Déterminée à contrer le risque de déflation et à stimuler l'économie de la zone euro, la Banque centrale européenne (BCE) a annoncé jeudi des rachats massifs de dette, qui s'élèveront à au moins 1140 milliards d'euros.

Le conseil des gouverneurs «a décidé de lancer un programme élargi de rachats d'actifs» publics et privés, a annoncé M. Draghi au cours de sa conférence de presse à Francfort, lançant une offensive monétaire très attendue face à la faiblesse récurrente de l'évolution des prix dans la zone euro.

Ces rachats d'actifs seront échelonnés à raison de 60 milliards d'euros par mois à partir de mars 2015.

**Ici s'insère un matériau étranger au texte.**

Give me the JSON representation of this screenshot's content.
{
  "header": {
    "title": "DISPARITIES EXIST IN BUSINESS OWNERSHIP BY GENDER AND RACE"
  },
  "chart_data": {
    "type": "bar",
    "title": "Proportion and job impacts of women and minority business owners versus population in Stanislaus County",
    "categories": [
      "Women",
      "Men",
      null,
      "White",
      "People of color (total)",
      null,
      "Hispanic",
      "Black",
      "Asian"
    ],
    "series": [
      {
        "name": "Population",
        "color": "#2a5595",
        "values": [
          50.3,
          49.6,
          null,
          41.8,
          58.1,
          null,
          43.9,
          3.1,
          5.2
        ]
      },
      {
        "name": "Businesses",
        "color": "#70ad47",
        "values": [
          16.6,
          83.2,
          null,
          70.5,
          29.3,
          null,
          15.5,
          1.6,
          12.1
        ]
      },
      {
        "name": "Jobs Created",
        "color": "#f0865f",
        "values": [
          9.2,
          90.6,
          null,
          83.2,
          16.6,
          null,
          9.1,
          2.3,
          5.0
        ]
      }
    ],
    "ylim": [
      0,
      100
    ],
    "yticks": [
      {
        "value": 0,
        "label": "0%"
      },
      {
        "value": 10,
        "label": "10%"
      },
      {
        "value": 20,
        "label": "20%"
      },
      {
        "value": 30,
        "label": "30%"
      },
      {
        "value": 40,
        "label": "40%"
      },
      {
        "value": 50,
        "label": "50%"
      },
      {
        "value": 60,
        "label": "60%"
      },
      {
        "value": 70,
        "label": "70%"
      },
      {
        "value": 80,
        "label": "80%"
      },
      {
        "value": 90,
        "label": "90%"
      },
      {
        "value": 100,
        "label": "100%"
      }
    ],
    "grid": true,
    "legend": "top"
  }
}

Dans le détail, ce programme sera mené de manière sûre «jusqu'à fin septembre 2016» et en tout cas jusqu'à ce que le Conseil des gouverneurs observe un ajustement durable de l'évolution de l'inflation», a dit le président. La BCE a pour objectif une inflation légèrement inférieure à 2%.

L'essentiel des rachats sera mis en oeuvre par les banques centrales nationales des 19 pays de la zone euro, et seuls 20% des titres achetés seront soumis à une mutualisation des risques, c'est-à-dire que les pertes éventuelles qui en découleront seront assumées in fine par tous les contribuables de la zone euro.

Pas la panacée

Version moderne de la planche à billets, un tel programme d'«assouplissement quantitatif» est souvent désigné par son acronyme anglo-saxon «QE».

Déjà utilisé par la Banque centrale du Japon et la Fed américaine, il vise à peser sur les taux d'intérêt, afin de relancer l'activité économique par le biais du crédit, et faire remonter les prix.

Soumis à controverse sur ses effets, le choix de mettre en place «maintenant» ce programme de rachats d'actifs a été pris «à une large majorité, mais pas à l'unanimité» du conseil des gouverneurs de la BCE, a précisé Mario Draghi.

«Mario Draghi ne nous a pas déçus, maintenant la fête peut commencer», ont commenté les économistes de Natixis.

Peu après les annonces de la BCE, le taux d'emprunt français à 10 ans a inscrit un plus bas historique, dans le sillage de l'Espagne et de l'Italie, et l'euro est reparti à la baisse face au dollar atteignant ses plus bas niveaux depuis septembre 2003.

«La BCE a répondu aux attentes mais ce ne sera pas la panacée», a commenté Jonathan Loynes, économiste chez Capital Economics, estimant notamment que ce partage des risques pourrait réduire le bénéfice du programme pour les pays européens fortement endettés.

Les gouvernements appelés à agir

Mario Draghi a pour sa part assuré que ces rachats de dette allaient contribuer à tirer les prix vers le haut, avec une inflation qui devrait «progressivement augmenter ultérieurement en 2015 puis en 2016». En décembre, l'inflation dans la zone euro est passée en territoire négatif (-0,2%), une première depuis 2009, essentiellement sous l'effet de la chute des cours du pétrole, faisant croître les craintes de déflation.

Le président de la BCE a d'ailleurs enjoint les gouvernements de la zone euro et la Commission européenne à ne pas se reposer sur la politique monétaire, mais à agir de leur côté pour soutenir l'économie.

«La politique monétaire peut créer les bases pour la croissance, mais pour que la croissance s'affermisse il faut de l'investissement», et c'est aux politiques d'en favoriser les conditions, a-t-il estimé.

La directrice générale du Fonds monétaire international (FMI) Christine Lagarde, a de son côté jugé «essentiel» que des réformes structurelles soient en parallèle lancées en Europe pour «doper le potentiel de croissance».

«Il reste essentiel que cette politique accommodante soit soutenue au bon moment par de vastes mesures politiques dans d'autres domaines, surtout des réformes structurelles destinées à doper le potentiel de croissance», a affirmé Mme Lagarde, dans un communiqué, tout en assurant qu'elle «saluait» l'action de la BCE.